Probability of people in a queue Here is a simple model of a queue. The queue runs in discrete time (t = 0, 1, 2, . . .), and at each unit of time the first person in the queue is served with probability p and, independently, a new person arrives with probability q. At time t = 0, there is one person in the queue. Find the probabilities that there are 0, 1, 2, 3 people in line at time t = 2.
So i haven't read up on random variables yet, so i was wondering how to figure out this problem. I'm having trouble setting this up. I get since the notion of independence is implied there will be some multiplicatiom, but the ideas i've thought of just don't seem to make sense. Here is my best attempt in how to set up so far:
For the case of 2 people in line.
$P(2 ppl) = 3pqq(1-q)$ also what does multiplying by "p" have to do with anything if this is about people in a queue?
 A: Assuming new arrivals in an interval always occur after any possible service happens; so that nobody can arrive at an empty queue, be served, and immediately depart.
To have $Z=n$ people in the queue after two intervals you need $1-X+Y=n$, where $X$ is the number of departures, and $Y$ the number of arrivals.  
It's given that at most one person arrives in a given time interval, and at most one person leaves in an interval.  So we can have 0,1,2 arrivals and 0,1,2 departures.  However, no more people can depart after an interval than were in the queue, so some orders of departure and arrival are prohibited.
$\begin{align}
P(Z=0) & = P([X=1,Y=0]\cup [X=2,Y=1]) 
\\ & = [\color{white}{p\,(1-q)\,1\,(1-q)+ (1-p)\,(1-q)\,p\,(1-q)}] + [\color{black}{p\,q\,p\,(1-q)}] 

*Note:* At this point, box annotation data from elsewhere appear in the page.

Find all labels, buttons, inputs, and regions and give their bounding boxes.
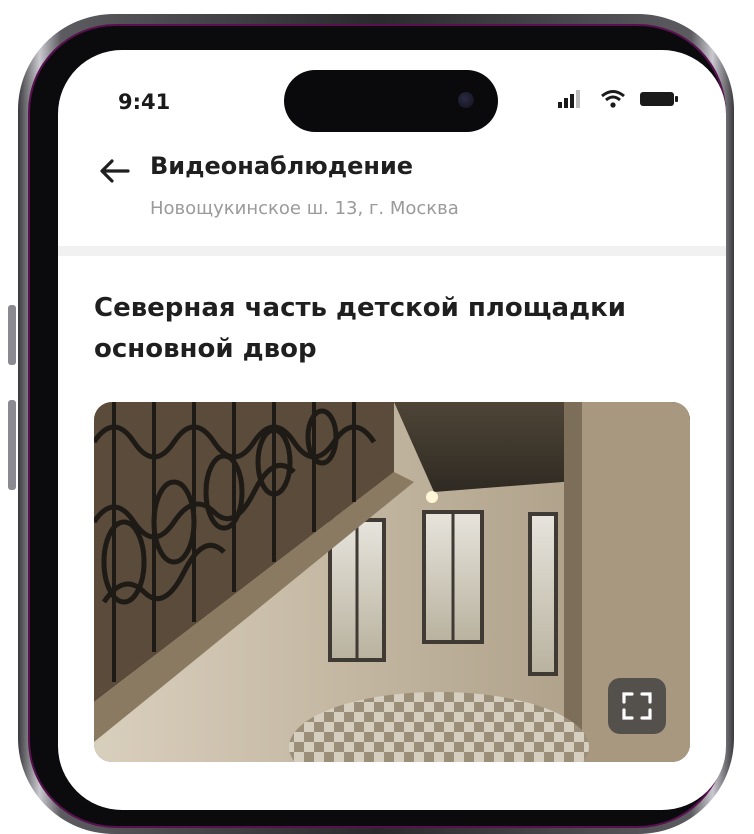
- status-icons: [558, 90, 678, 108]
- camera-snapshot-image: [94, 402, 690, 762]
- front-camera-icon: [458, 92, 474, 108]
- volume-down-button: [8, 400, 16, 490]
- arrow-left-icon[interactable]: [98, 154, 132, 188]
- camera-title: Северная часть детской площадки основной…: [94, 293, 626, 364]
- dynamic-island: [284, 70, 498, 132]
- fullscreen-button[interactable]: [608, 678, 666, 734]
- page-subtitle-address: Новощукинское ш. 13, г. Москва: [150, 198, 459, 219]
- signal-icon: [558, 90, 580, 108]
- volume-up-button: [8, 305, 16, 365]
- battery-icon: [640, 92, 678, 106]
- section-divider: [58, 246, 726, 256]
- phone-screen: 9:41 Видеонаблюдение Новощукинское ш. 13…: [58, 50, 726, 810]
- page-title: Видеонаблюдение: [150, 152, 414, 180]
- wifi-icon: [601, 90, 625, 108]
- camera-stream-view[interactable]: [94, 402, 690, 762]
- status-time: 9:41: [118, 90, 171, 114]
- fullscreen-icon: [622, 692, 652, 720]
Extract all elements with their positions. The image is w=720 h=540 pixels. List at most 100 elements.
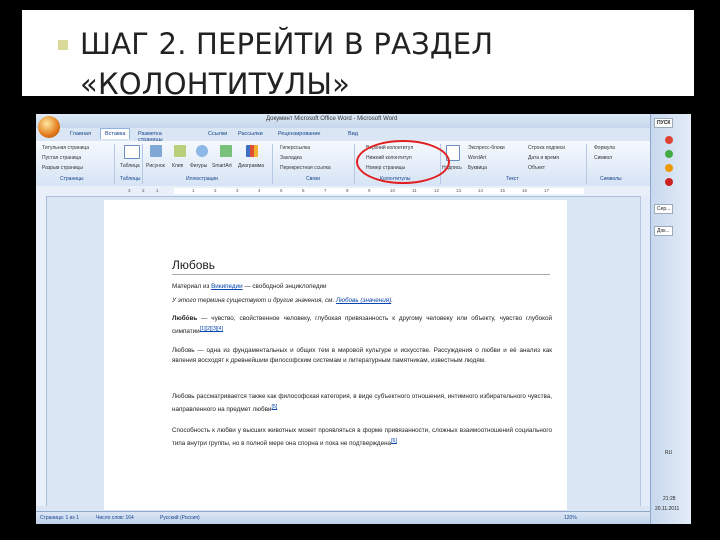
doc-paragraph-3: Любовь рассматривается также как философ… [172, 392, 552, 415]
horizontal-ruler[interactable]: 3 2 1 1 2 3 4 5 6 7 8 9 10 11 12 13 14 1… [36, 186, 650, 197]
table-icon [124, 145, 140, 159]
shapes-button[interactable]: Фигуры [190, 163, 207, 169]
signature-line-button[interactable]: Строка подписи [528, 145, 565, 151]
ruler-number: 2 [142, 188, 145, 193]
para3-text: Любовь рассматривается также как философ… [172, 393, 552, 414]
doc-disambig: У этого термина существуют и другие знач… [172, 296, 552, 306]
ruler-number: 1 [192, 188, 195, 193]
ruler-number: 2 [214, 188, 217, 193]
ruler-number: 12 [434, 188, 440, 193]
tab-insert[interactable]: Вставка [100, 128, 131, 139]
separator [354, 144, 355, 184]
tab-view[interactable]: Вид [344, 129, 362, 139]
tab-review[interactable]: Рецензирование [274, 129, 324, 139]
group-pages-label: Страницы [60, 176, 84, 182]
title-box: ШАГ 2. ПЕРЕЙТИ В РАЗДЕЛ «КОЛОНТИТУЛЫ» [22, 10, 694, 101]
hyperlink-button[interactable]: Гиперссылка [280, 145, 310, 151]
ruler-number: 13 [456, 188, 462, 193]
source-suffix: — свободной энциклопедии [242, 283, 327, 290]
disambig-prefix: У этого термина существуют и другие знач… [172, 297, 336, 304]
clip-icon [174, 145, 186, 157]
page-break-button[interactable]: Разрыв страницы [42, 165, 83, 171]
drop-cap-button[interactable]: Буквица [468, 165, 487, 171]
highlight-circle [356, 140, 450, 184]
taskbar-window-2[interactable]: Док... [654, 226, 673, 236]
date-time-button[interactable]: Дата и время [528, 155, 559, 161]
vertical-ruler[interactable] [36, 196, 47, 506]
clock-date: 20.11.2011 [655, 506, 680, 512]
status-language[interactable]: Русский (Россия) [160, 515, 200, 521]
doc-paragraph-4: Способность к любви у высших животных мо… [172, 426, 552, 449]
blank-page-button[interactable]: Пустая страница [42, 155, 81, 161]
ruler-number: 8 [346, 188, 349, 193]
para3-ref[interactable]: [5] [271, 404, 277, 410]
status-bar: Страница: 1 из 1 Число слов: 164 Русский… [36, 511, 650, 524]
picture-button[interactable]: Рисунок [146, 163, 165, 169]
wordart-button[interactable]: WordArt [468, 155, 486, 161]
slide-title: ШАГ 2. ПЕРЕЙТИ В РАЗДЕЛ «КОЛОНТИТУЛЫ» [80, 24, 493, 104]
disambig-suffix: . [391, 297, 393, 304]
clock-time: 21:28 [663, 496, 676, 502]
ruler-number: 3 [128, 188, 131, 193]
doc-paragraph-1: Любо́вь — чувство, свойственное человеку… [172, 314, 552, 337]
group-text-label: Текст [506, 176, 519, 182]
slide-header: ШАГ 2. ПЕРЕЙТИ В РАЗДЕЛ «КОЛОНТИТУЛЫ» [0, 0, 720, 108]
ruler-number: 16 [522, 188, 528, 193]
cover-page-button[interactable]: Титульная страница [42, 145, 89, 151]
para4-text: Способность к любви у высших животных мо… [172, 427, 552, 448]
opera-icon[interactable] [665, 136, 673, 144]
window-title: Документ Microsoft Office Word - Microso… [266, 116, 398, 122]
firefox-icon[interactable] [665, 164, 673, 172]
heading-underline [172, 274, 550, 275]
tab-mailings[interactable]: Рассылки [234, 129, 267, 139]
source-link[interactable]: Википедии [211, 283, 242, 290]
separator [114, 144, 115, 184]
ruler-number: 14 [478, 188, 484, 193]
chart-button[interactable]: Диаграмма [238, 163, 264, 169]
word-window: Документ Microsoft Office Word - Microso… [36, 114, 651, 524]
group-symbols-label: Символы [600, 176, 622, 182]
status-page[interactable]: Страница: 1 из 1 [40, 515, 79, 521]
status-words[interactable]: Число слов: 164 [96, 515, 134, 521]
start-button[interactable]: ПУСК [654, 118, 674, 128]
app-icon[interactable] [665, 150, 673, 158]
group-links-label: Связи [306, 176, 321, 182]
object-button[interactable]: Объект [528, 165, 545, 171]
language-indicator[interactable]: RU [665, 450, 672, 456]
bookmark-button[interactable]: Закладка [280, 155, 302, 161]
disambig-link[interactable]: Любовь (значения) [336, 297, 391, 304]
para1-text: — чувство, свойственное человеку, глубок… [172, 315, 552, 336]
slide-title-line1: ШАГ 2. ПЕРЕЙТИ В РАЗДЕЛ [80, 27, 494, 61]
ruler-number: 4 [258, 188, 261, 193]
tab-home[interactable]: Главная [66, 129, 95, 139]
document-page[interactable]: Любовь Материал из Википедии — свободной… [104, 200, 567, 510]
ruler-number: 6 [302, 188, 305, 193]
word-screenshot: Документ Microsoft Office Word - Microso… [36, 114, 691, 524]
tab-references[interactable]: Ссылки [204, 129, 231, 139]
title-bullet [58, 40, 68, 50]
taskbar-window-1[interactable]: Сер... [654, 204, 674, 214]
yandex-icon[interactable] [665, 178, 673, 186]
status-zoom[interactable]: 120% [564, 515, 577, 521]
separator [586, 144, 587, 184]
chart-icon [246, 145, 258, 157]
ruler-number: 9 [368, 188, 371, 193]
ruler-number: 1 [156, 188, 159, 193]
equation-button[interactable]: Формула [594, 145, 615, 151]
quick-parts-button[interactable]: Экспресс-блоки [468, 145, 505, 151]
cross-reference-button[interactable]: Перекрестная ссылка [280, 165, 331, 171]
doc-source-line: Материал из Википедии — свободной энцикл… [172, 282, 552, 292]
table-button[interactable]: Таблица [120, 163, 140, 169]
symbol-button[interactable]: Символ [594, 155, 612, 161]
office-button-icon[interactable] [38, 116, 60, 138]
smartart-button[interactable]: SmartArt [212, 163, 232, 169]
group-illustrations-label: Иллюстрации [186, 176, 218, 182]
para1-refs[interactable]: [1][2][3][4] [200, 326, 223, 332]
separator [142, 144, 143, 184]
ruler-number: 11 [412, 188, 417, 193]
para1-bold: Любо́вь [172, 315, 198, 322]
source-prefix: Материал из [172, 283, 212, 290]
para4-ref[interactable]: [6] [391, 438, 397, 444]
clip-button[interactable]: Клип [172, 163, 183, 169]
doc-paragraph-2: Любовь — одна из фундаментальных и общих… [172, 347, 552, 364]
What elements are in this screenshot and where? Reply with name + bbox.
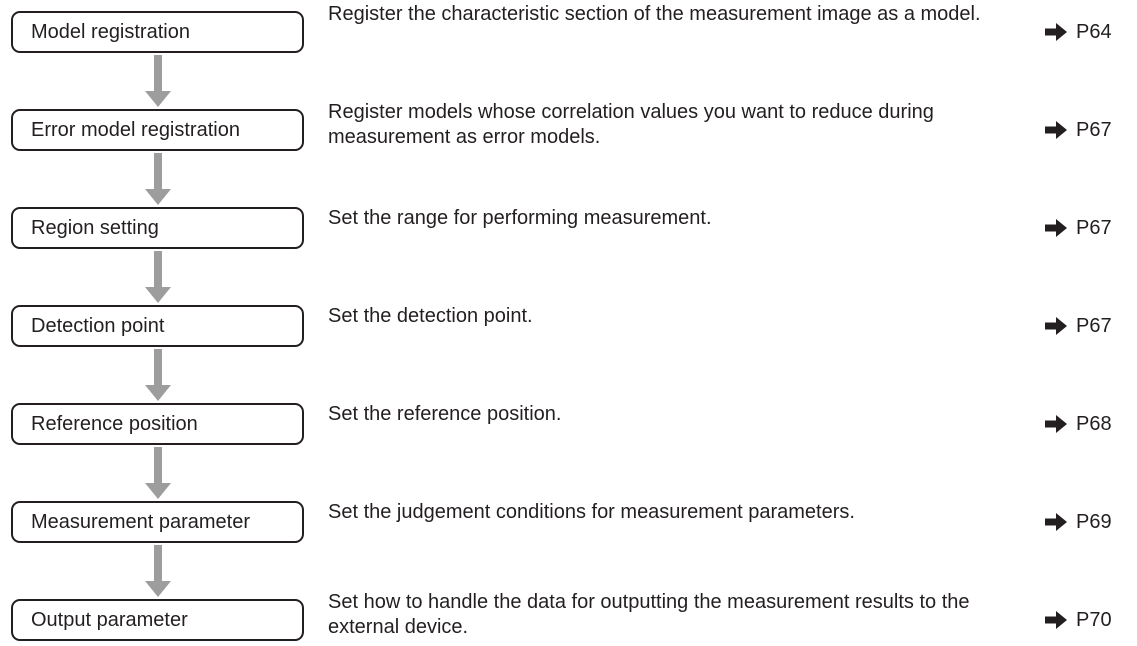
step-box: Measurement parameter xyxy=(11,501,304,543)
right-arrow-icon xyxy=(1045,121,1067,139)
right-arrow-icon xyxy=(1045,219,1067,237)
right-arrow-icon xyxy=(1045,513,1067,531)
step-label: Reference position xyxy=(31,412,198,435)
step-description: Set the detection point. xyxy=(328,305,533,327)
down-arrow-icon xyxy=(145,447,171,499)
step-label: Model registration xyxy=(31,20,190,43)
right-arrow-icon xyxy=(1045,23,1067,41)
page-reference: P67 xyxy=(1045,117,1112,143)
step-label: Output parameter xyxy=(31,608,188,631)
step-description: Set the range for performing measurement… xyxy=(328,207,712,229)
page-reference-label: P67 xyxy=(1076,314,1112,337)
step-description: Register models whose correlation values… xyxy=(328,101,934,148)
page-reference: P68 xyxy=(1045,411,1112,437)
flow-step: Detection point Set the detection point. P… xyxy=(0,305,1137,347)
page-reference: P69 xyxy=(1045,509,1112,535)
flow-step: Region setting Set the range for performi… xyxy=(0,207,1137,249)
page-reference: P70 xyxy=(1045,607,1112,633)
flow-step: Error model registration Register models … xyxy=(0,101,1137,151)
right-arrow-icon xyxy=(1045,611,1067,629)
step-description: Set the reference position. xyxy=(328,403,562,425)
flow-step: Output parameter Set how to handle the da… xyxy=(0,591,1137,641)
page-reference: P67 xyxy=(1045,215,1112,241)
down-arrow-icon xyxy=(145,545,171,597)
step-label: Region setting xyxy=(31,216,159,239)
step-box: Model registration xyxy=(11,11,304,53)
right-arrow-icon xyxy=(1045,317,1067,335)
flow-step: Model registration Register the character… xyxy=(0,3,1137,53)
step-description: Register the characteristic section of t… xyxy=(328,3,981,25)
down-arrow-icon xyxy=(145,55,171,107)
step-box: Detection point xyxy=(11,305,304,347)
page-reference-label: P67 xyxy=(1076,216,1112,239)
down-arrow-icon xyxy=(145,153,171,205)
page-reference-label: P67 xyxy=(1076,118,1112,141)
down-arrow-icon xyxy=(145,349,171,401)
right-arrow-icon xyxy=(1045,415,1067,433)
step-description: Set the judgement conditions for measure… xyxy=(328,501,855,523)
down-arrow-icon xyxy=(145,251,171,303)
step-box: Reference position xyxy=(11,403,304,445)
page-reference: P64 xyxy=(1045,19,1112,45)
step-box: Region setting xyxy=(11,207,304,249)
step-box: Error model registration xyxy=(11,109,304,151)
step-label: Measurement parameter xyxy=(31,510,250,533)
step-description: Set how to handle the data for outputtin… xyxy=(328,591,970,638)
step-label: Error model registration xyxy=(31,118,240,141)
flow-step: Reference position Set the reference posi… xyxy=(0,403,1137,445)
page-reference-label: P64 xyxy=(1076,20,1112,43)
step-label: Detection point xyxy=(31,314,165,337)
page-reference: P67 xyxy=(1045,313,1112,339)
step-box: Output parameter xyxy=(11,599,304,641)
page-reference-label: P70 xyxy=(1076,608,1112,631)
page-reference-label: P68 xyxy=(1076,412,1112,435)
page-reference-label: P69 xyxy=(1076,510,1112,533)
workflow-diagram: Model registration Register the character… xyxy=(0,0,1137,646)
flow-step: Measurement parameter Set the judgement c… xyxy=(0,501,1137,543)
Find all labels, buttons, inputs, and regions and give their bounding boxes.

\\ & = p\,(2-p)\;(1-q)^2 + p^2\,q(1-q) 
\\[2ex] P(Z=1) & = P([X=0, Y=0]\cup [X=1, Y=1]\cup [X=2, Y=2]) 
\\ & = [\color{white}{(1-p)^2(1-q)^2}]+ [\color{white}{p\,(1-q)\,1\,q + 3\,p\,q\,(1-p)\,(1-q)}]+[\color{white}{p^2q^2}]  
\\[2ex] P(Z=2) & = P([X=0, Y=1]\cup [X=1, Y=2])
\\ & = [\color{white}{(1-p)^2\,2\,q\,(1-q)}] + [\color{white}{2\,p\,(1-p)\,q^2}]  
\\[2ex] P(Z=3) & = P([X=0, Y=2])
\\ & = [(1-p)^2\,q^2]
\end{align}$